Anyway, can speculate all I want, I'm just saying there's no free lunch.

This idea you bring up that the jobs will evaporate when businesses are regulated sounds logical, but it’s a trap.

McDonald’s didn’t wait for the minimum wage to go up to be motivated to install automated drink dispensing machines and self-service kiosks. In fact, the minimum wage adjusted for inflation was decreasing during the entire time period in which those innovations were deployed.

On the other end of the labor spectrum, companies like Meta had no problem hiring thousands of excess employees during a period of high wage growth and scarce tech talent.

When labor generates revenue, companies will hire regardless of regulations. When labor is unnecessary for revenue, no regulation will prevent a company from downsizing.

Extra, guaranteed severance pay and a reduced unemployment insurance bureaucratic burden would be a godsend for terminated employees. I argue that for most businesses it would be a minor adjustment to their standard operating procedures.

An analogy to your point: “Cars will be too expensive if safety standards are required.”

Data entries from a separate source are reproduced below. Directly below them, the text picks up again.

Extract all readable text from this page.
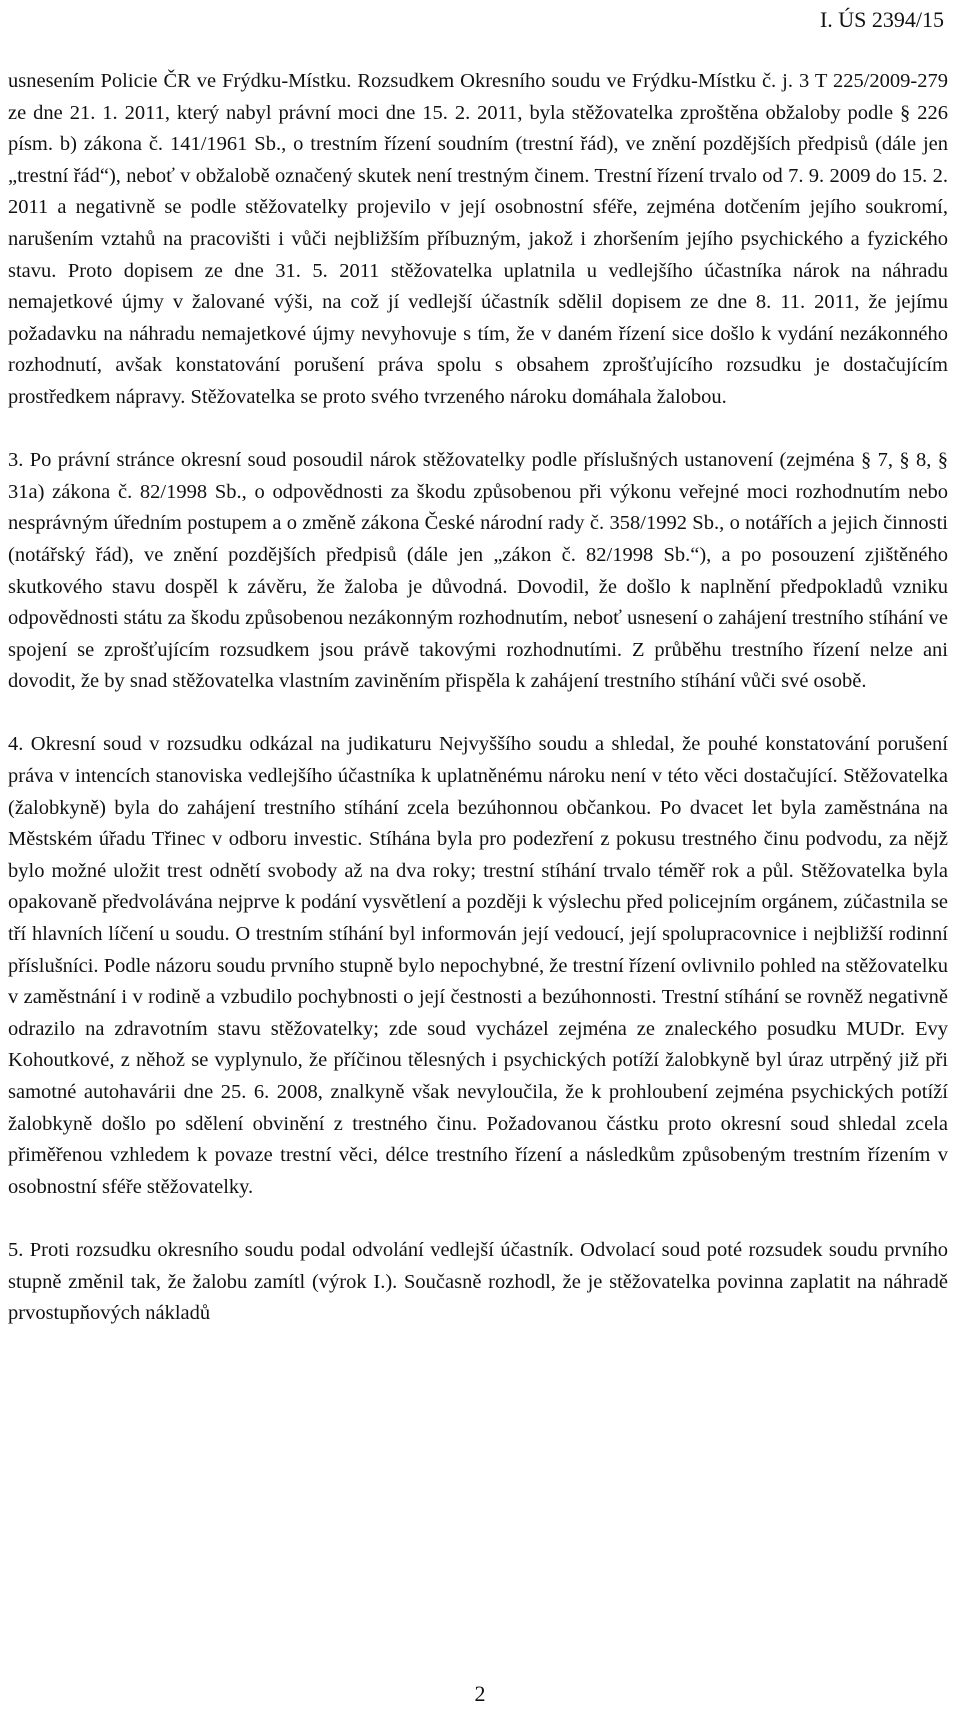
I. ÚS 2394/15

usnesením Policie ČR ve Frýdku-Místku. Rozsudkem Okresního soudu ve Frýdku-Místku č. j. 3 T 225/2009-279 ze dne 21. 1. 2011, který nabyl právní moci dne 15. 2. 2011, byla stěžovatelka zproštěna obžaloby podle § 226 písm. b) zákona č. 141/1961 Sb., o trestním řízení soudním (trestní řád), ve znění pozdějších předpisů (dále jen „trestní řád“), neboť v obžalobě označený skutek není trestným činem. Trestní řízení trvalo od 7. 9. 2009 do 15. 2. 2011 a negativně se podle stěžovatelky projevilo v její osobnostní sféře, zejména dotčením jejího soukromí, narušením vztahů na pracovišti i vůči nejbližším příbuzným, jakož i zhoršením jejího psychického a fyzického stavu. Proto dopisem ze dne 31. 5. 2011 stěžovatelka uplatnila u vedlejšího účastníka nárok na náhradu nemajetkové újmy v žalované výši, na což jí vedlejší účastník sdělil dopisem ze dne 8. 11. 2011, že jejímu požadavku na náhradu nemajetkové újmy nevyhovuje s tím, že v daném řízení sice došlo k vydání nezákonného rozhodnutí, avšak konstatování porušení práva spolu s obsahem zprošťujícího rozsudku je dostačujícím prostředkem nápravy. Stěžovatelka se proto svého tvrzeného nároku domáhala žalobou.

3. Po právní stránce okresní soud posoudil nárok stěžovatelky podle příslušných ustanovení (zejména § 7, § 8, § 31a) zákona č. 82/1998 Sb., o odpovědnosti za škodu způsobenou při výkonu veřejné moci rozhodnutím nebo nesprávným úředním postupem a o změně zákona České národní rady č. 358/1992 Sb., o notářích a jejich činnosti (notářský řád), ve znění pozdějších předpisů (dále jen „zákon č. 82/1998 Sb.“), a po posouzení zjištěného skutkového stavu dospěl k závěru, že žaloba je důvodná. Dovodil, že došlo k naplnění předpokladů vzniku odpovědnosti státu za škodu způsobenou nezákonným rozhodnutím, neboť usnesení o zahájení trestního stíhání ve spojení se zprošťujícím rozsudkem jsou právě takovými rozhodnutími. Z průběhu trestního řízení nelze ani dovodit, že by snad stěžovatelka vlastním zaviněním přispěla k zahájení trestního stíhání vůči své osobě.

4. Okresní soud v rozsudku odkázal na judikaturu Nejvyššího soudu a shledal, že pouhé konstatování porušení práva v intencích stanoviska vedlejšího účastníka k uplatněnému nároku není v této věci dostačující. Stěžovatelka (žalobkyně) byla do zahájení trestního stíhání zcela bezúhonnou občankou. Po dvacet let byla zaměstnána na Městském úřadu Třinec v odboru investic. Stíhána byla pro podezření z pokusu trestného činu podvodu, za nějž bylo možné uložit trest odnětí svobody až na dva roky; trestní stíhání trvalo téměř rok a půl. Stěžovatelka byla opakovaně předvolávána nejprve k podání vysvětlení a později k výslechu před policejním orgánem, zúčastnila se tří hlavních líčení u soudu. O trestním stíhání byl informován její vedoucí, její spolupracovnice i nejbližší rodinní příslušníci. Podle názoru soudu prvního stupně bylo nepochybné, že trestní řízení ovlivnilo pohled na stěžovatelku v zaměstnání i v rodině a vzbudilo pochybnosti o její čestnosti a bezúhonnosti. Trestní stíhání se rovněž negativně odrazilo na zdravotním stavu stěžovatelky; zde soud vycházel zejména ze znaleckého posudku MUDr. Evy Kohoutkové, z něhož se vyplynulo, že příčinou tělesných i psychických potíží žalobkyně byl úraz utrpěný již při samotné autohavárii dne 25. 6. 2008, znalkyně však nevyloučila, že k prohloubení zejména psychických potíží žalobkyně došlo po sdělení obvinění z trestného činu. Požadovanou částku proto okresní soud shledal zcela přiměřenou vzhledem k povaze trestní věci, délce trestního řízení a následkům způsobeným trestním řízením v osobnostní sféře stěžovatelky.

5. Proti rozsudku okresního soudu podal odvolání vedlejší účastník. Odvolací soud poté rozsudek soudu prvního stupně změnil tak, že žalobu zamítl (výrok I.). Současně rozhodl, že je stěžovatelka povinna zaplatit na náhradě prvostupňových nákladů

2
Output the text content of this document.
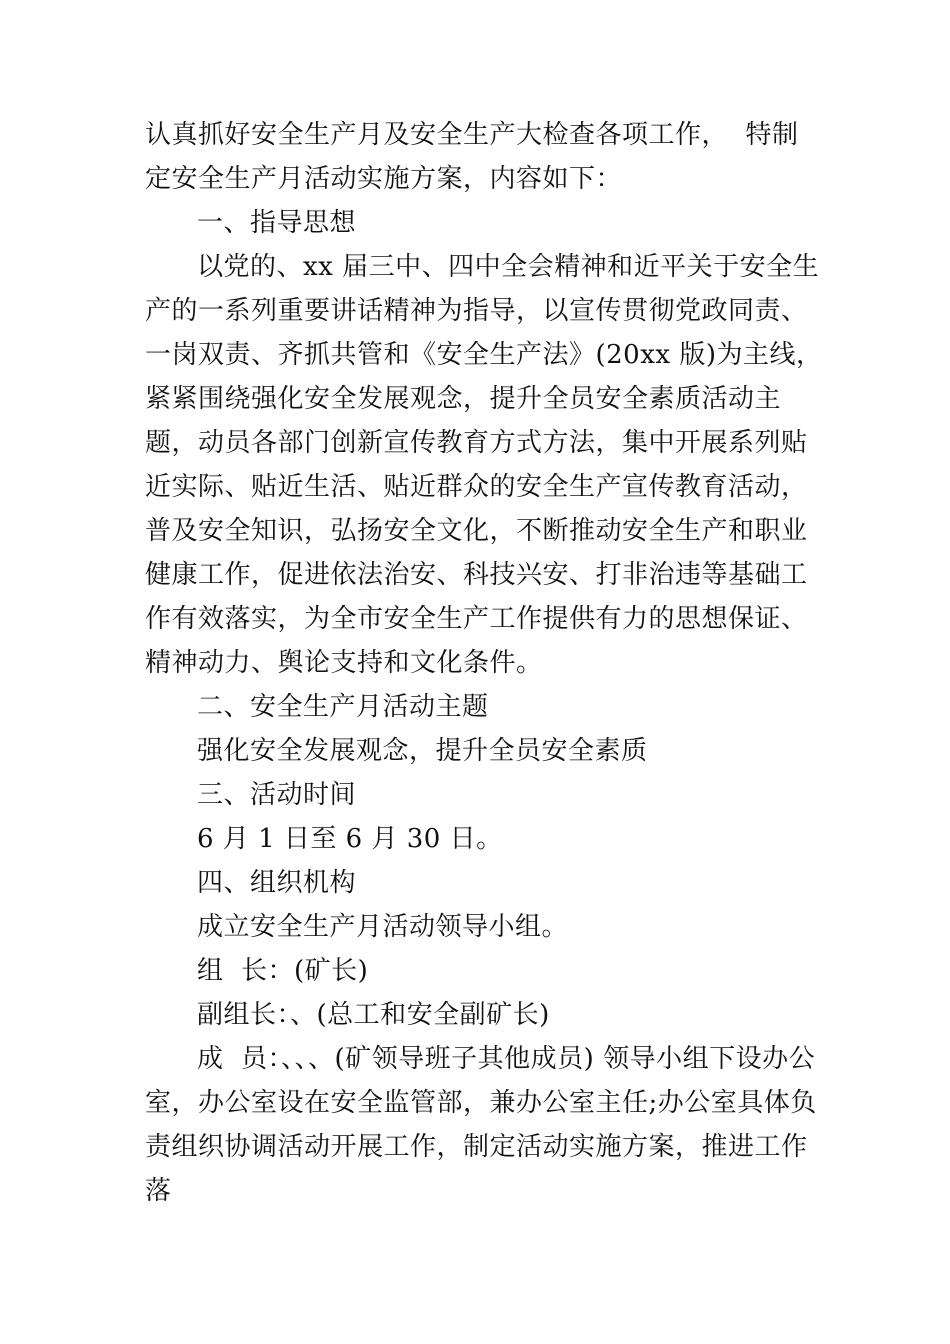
认真抓好安全生产月及安全生产大检查各项工作，  特制定安全生产月活动实施方案，内容如下：

一、指导思想

以党的、xx 届三中、四中全会精神和近平关于安全生产的一系列重要讲话精神为指导，以宣传贯彻党政同责、一岗双责、齐抓共管和《安全生产法》(20xx 版)为主线，紧紧围绕强化安全发展观念，提升全员安全素质活动主题，动员各部门创新宣传教育方式方法，集中开展系列贴近实际、贴近生活、贴近群众的安全生产宣传教育活动，普及安全知识，弘扬安全文化，不断推动安全生产和职业健康工作，促进依法治安、科技兴安、打非治违等基础工作有效落实，为全市安全生产工作提供有力的思想保证、精神动力、舆论支持和文化条件。

二、安全生产月活动主题

强化安全发展观念，提升全员安全素质

三、活动时间

6 月 1 日至 6 月 30 日。

四、组织机构

成立安全生产月活动领导小组。

组  长：(矿长)

副组长：、(总工和安全副矿长)

成  员：、、、(矿领导班子其他成员) 领导小组下设办公室，办公室设在安全监管部，兼办公室主任;办公室具体负责组织协调活动开展工作，制定活动实施方案，推进工作落
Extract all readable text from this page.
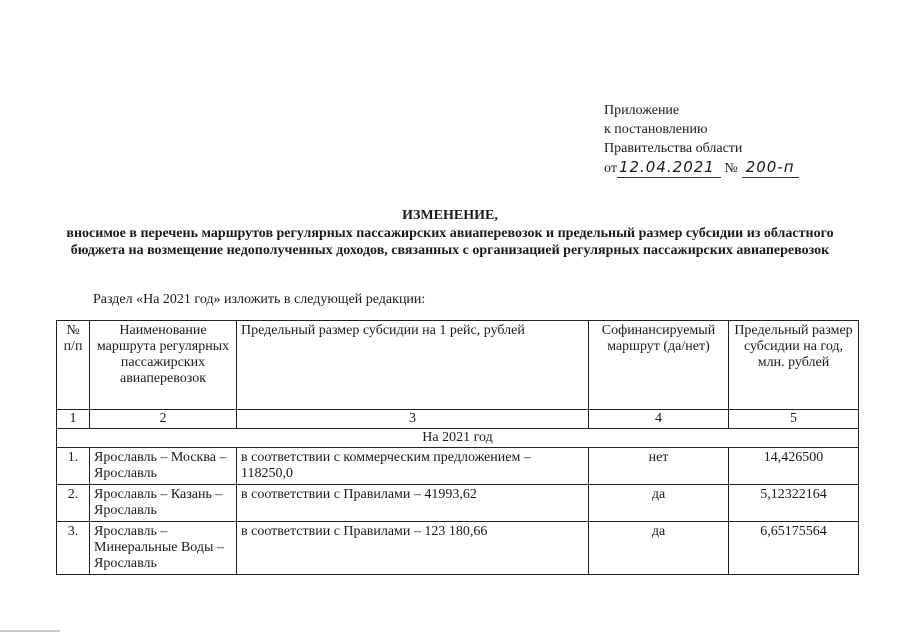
Приложение
к постановлению
Правительства области
от 12.04.2021 № 200-п
ИЗМЕНЕНИЕ,
вносимое в перечень маршрутов регулярных пассажирских авиаперевозок и предельный размер субсидии из областного бюджета на возмещение недополученных доходов, связанных с организацией регулярных пассажирских авиаперевозок
Раздел «На 2021 год» изложить в следующей редакции:
№ п/п	Наименование маршрута регулярных пассажирских авиаперевозок	Предельный размер субсидии на 1 рейс, рублей	Софинансируемый маршрут (да/нет)	Предельный размер субсидии на год, млн. рублей
1	2	3	4	5
На 2021 год				
1.	Ярославль – Москва – Ярославль	в соответствии с коммерческим предложением – 118250,0	нет	14,426500
2.	Ярославль – Казань – Ярославль	в соответствии с Правилами – 41993,62	да	5,12322164
3.	Ярославль – Минеральные Воды – Ярославль	в соответствии с Правилами – 123 180,66	да	6,65175564
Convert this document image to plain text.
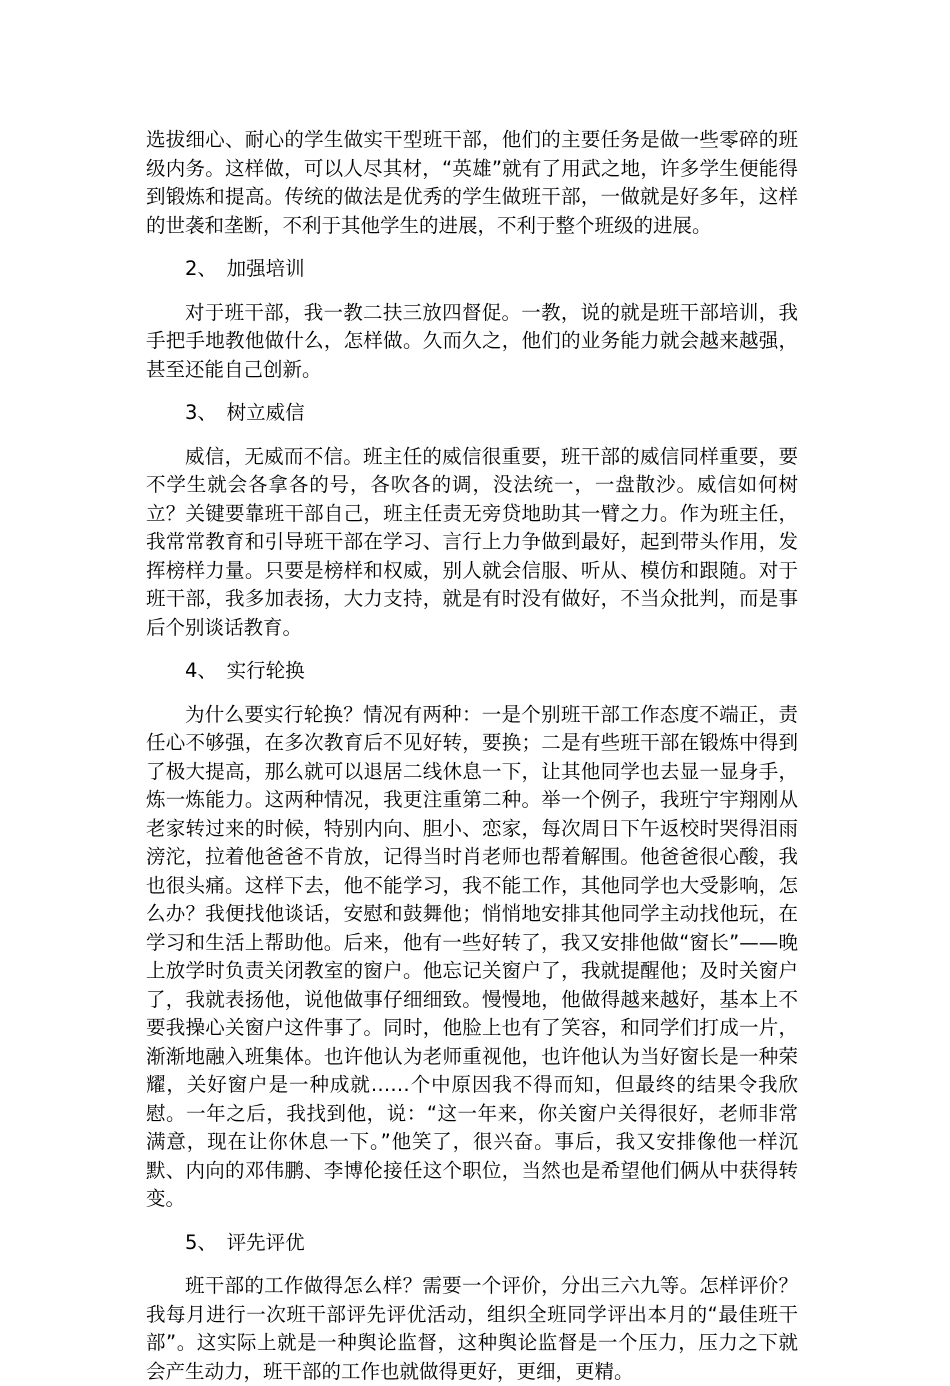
选拔细心、耐心的学生做实干型班干部，他们的主要任务是做一些零碎的班级内务。这样做，可以人尽其材，“英雄”就有了用武之地，许多学生便能得到锻炼和提高。传统的做法是优秀的学生做班干部，一做就是好多年，这样的世袭和垄断，不利于其他学生的进展，不利于整个班级的进展。

2、　加强培训

对于班干部，我一教二扶三放四督促。一教，说的就是班干部培训，我手把手地教他做什么，怎样做。久而久之，他们的业务能力就会越来越强，甚至还能自己创新。

3、　树立威信

威信，无威而不信。班主任的威信很重要，班干部的威信同样重要，要不学生就会各拿各的号，各吹各的调，没法统一，一盘散沙。威信如何树立？关键要靠班干部自己，班主任责无旁贷地助其一臂之力。作为班主任，我常常教育和引导班干部在学习、言行上力争做到最好，起到带头作用，发挥榜样力量。只要是榜样和权威，别人就会信服、听从、模仿和跟随。对于班干部，我多加表扬，大力支持，就是有时没有做好，不当众批判，而是事后个别谈话教育。

4、　实行轮换

为什么要实行轮换？情况有两种：一是个别班干部工作态度不端正，责任心不够强，在多次教育后不见好转，要换；二是有些班干部在锻炼中得到了极大提高，那么就可以退居二线休息一下，让其他同学也去显一显身手，炼一炼能力。这两种情况，我更注重第二种。举一个例子，我班宁宇翔刚从老家转过来的时候，特别内向、胆小、恋家，每次周日下午返校时哭得泪雨滂沱，拉着他爸爸不肯放，记得当时肖老师也帮着解围。他爸爸很心酸，我也很头痛。这样下去，他不能学习，我不能工作，其他同学也大受影响，怎么办？我便找他谈话，安慰和鼓舞他；悄悄地安排其他同学主动找他玩，在学习和生活上帮助他。后来，他有一些好转了，我又安排他做“窗长”——晚上放学时负责关闭教室的窗户。他忘记关窗户了，我就提醒他；及时关窗户了，我就表扬他，说他做事仔细细致。慢慢地，他做得越来越好，基本上不要我操心关窗户这件事了。同时，他脸上也有了笑容，和同学们打成一片，渐渐地融入班集体。也许他认为老师重视他，也许他认为当好窗长是一种荣耀，关好窗户是一种成就……个中原因我不得而知，但最终的结果令我欣慰。一年之后，我找到他，说：“这一年来，你关窗户关得很好，老师非常满意，现在让你休息一下。”他笑了，很兴奋。事后，我又安排像他一样沉默、内向的邓伟鹏、李博伦接任这个职位，当然也是希望他们俩从中获得转变。

5、　评先评优

班干部的工作做得怎么样？需要一个评价，分出三六九等。怎样评价？我每月进行一次班干部评先评优活动，组织全班同学评出本月的“最佳班干部”。这实际上就是一种舆论监督，这种舆论监督是一个压力，压力之下就会产生动力，班干部的工作也就做得更好，更细，更精。
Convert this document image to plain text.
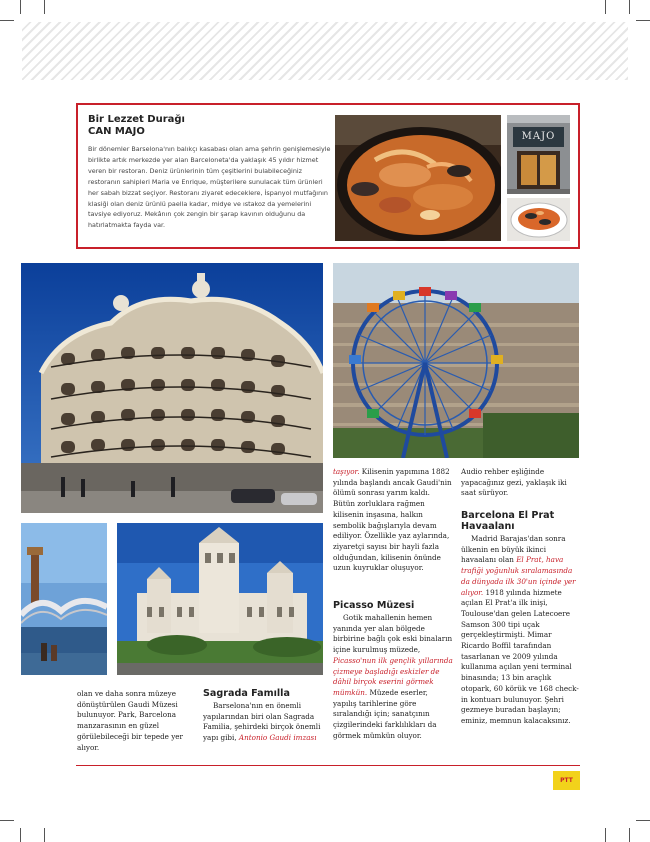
Bir Lezzet Durağı
CAN MAJO
Bir dönemler Barselona'nın balıkçı kasabası olan ama şehrin genişlemesiyle birlikte artık merkezde yer alan Barceloneta'da yaklaşık 45 yıldır hizmet veren bir restoran. Deniz ürünlerinin tüm çeşitlerini bulabileceğiniz restoranın sahipleri Maria ve Enrique, müşterilere sunulacak tüm ürünleri her sabah bizzat seçiyor. Restoranı ziyaret edeceklere, İspanyol mutfağının klasiği olan deniz ürünlü paella kadar, midye ve ıstakoz da yemelerini tavsiye ediyoruz. Mekânın çok zengin bir şarap kavının olduğunu da hatırlatmakta fayda var.
MAJO
olan ve daha sonra müzeye dönüştürülen Gaudi Müzesi bulunuyor. Park, Barcelona manzarasının en güzel görülebileceği bir tepede yer alıyor.
Sagrada Famılla
Barselona'nın en önemli yapılarından biri olan Sagrada Familia, şehirdeki birçok önemli yapı gibi, Antonio Gaudi imzası
taşıyor. Kilisenin yapımına 1882 yılında başlandı ancak Gaudi'nin ölümü sonrası yarım kaldı. Bütün zorluklara rağmen kilisenin inşasına, halkın sembolik bağışlarıyla devam ediliyor. Özellikle yaz aylarında, ziyaretçi sayısı bir hayli fazla olduğundan, kilisenin önünde uzun kuyruklar oluşuyor.
Picasso Müzesi
Gotik mahallenin hemen yanında yer alan bölgede birbirine bağlı çok eski binaların içine kurulmuş müzede, Picasso'nun ilk gençlik yıllarında çizmeye başladığı eskizler de dâhil birçok eserini görmek mümkün. Müzede eserler, yapılış tarihlerine göre sıralandığı için; sanatçının çizgilerindeki farklılıkları da görmek mümkün oluyor.
Audio rehber eşliğinde yapacağınız gezi, yaklaşık iki saat sürüyor.
Barcelona El Prat Havaalanı
Madrid Barajas'dan sonra ülkenin en büyük ikinci havaalanı olan El Prat, hava trafiği yoğunluk sıralamasında da dünyada ilk 30'un içinde yer alıyor. 1918 yılında hizmete açılan El Prat'a ilk inişi, Toulouse'dan gelen Latecoere Samson 300 tipi uçak gerçekleştirmişti. Mimar Ricardo Boffil tarafından tasarlanan ve 2009 yılında kullanıma açılan yeni terminal binasında; 13 bin araçlık otopark, 60 körük ve 168 check-in kontuarı bulunuyor. Şehri gezmeye buradan başlayın; eminiz, memnun kalacaksınız.
PTT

While it’s true that cars are more expensive than they would be without those safety features, the market has adjusted just fine and the societal benefits outweigh the drawbacks.

Ultimately though nothing is free. The cost of those extra rights will come from somewhere else.

In Australia we have superannuation. The government is raising the mandatory super contribution soon from 9% to, idk, 12%. Some people act like that change is free, but that's obviously not the case if you think about it. All that'll happen is regular wages are reduced a little such that a person's total compensation is basically the same in the end.

I contend the same will be true of generous severance policies, especially those imposed on a global scale. Some of these things are worth fighting for, I'm not sure huge severance periods are one of those things, personally. At best something that scales with experience/time at a company (eg. half a month of severance per year of experience, or whatever value fits your conception of the idea), so those more attached to a particular position have more time to adjust if they are let go.

I'm not keen on the whole US model of "mandated psychopathy".

From what little I hear, the Germans seem to have found as good a balance as ever is likely to happen. There is good worker protection whilst industry is still being strong economically. Perhaps we should be looking at the way they do things.

Formerly in the UK, the chocolate-makers Cadbury was founded by a Quaker who had a strong sense of social responsibility motivated by Christian convictions. They were a profitable company who were taken over by Kraft.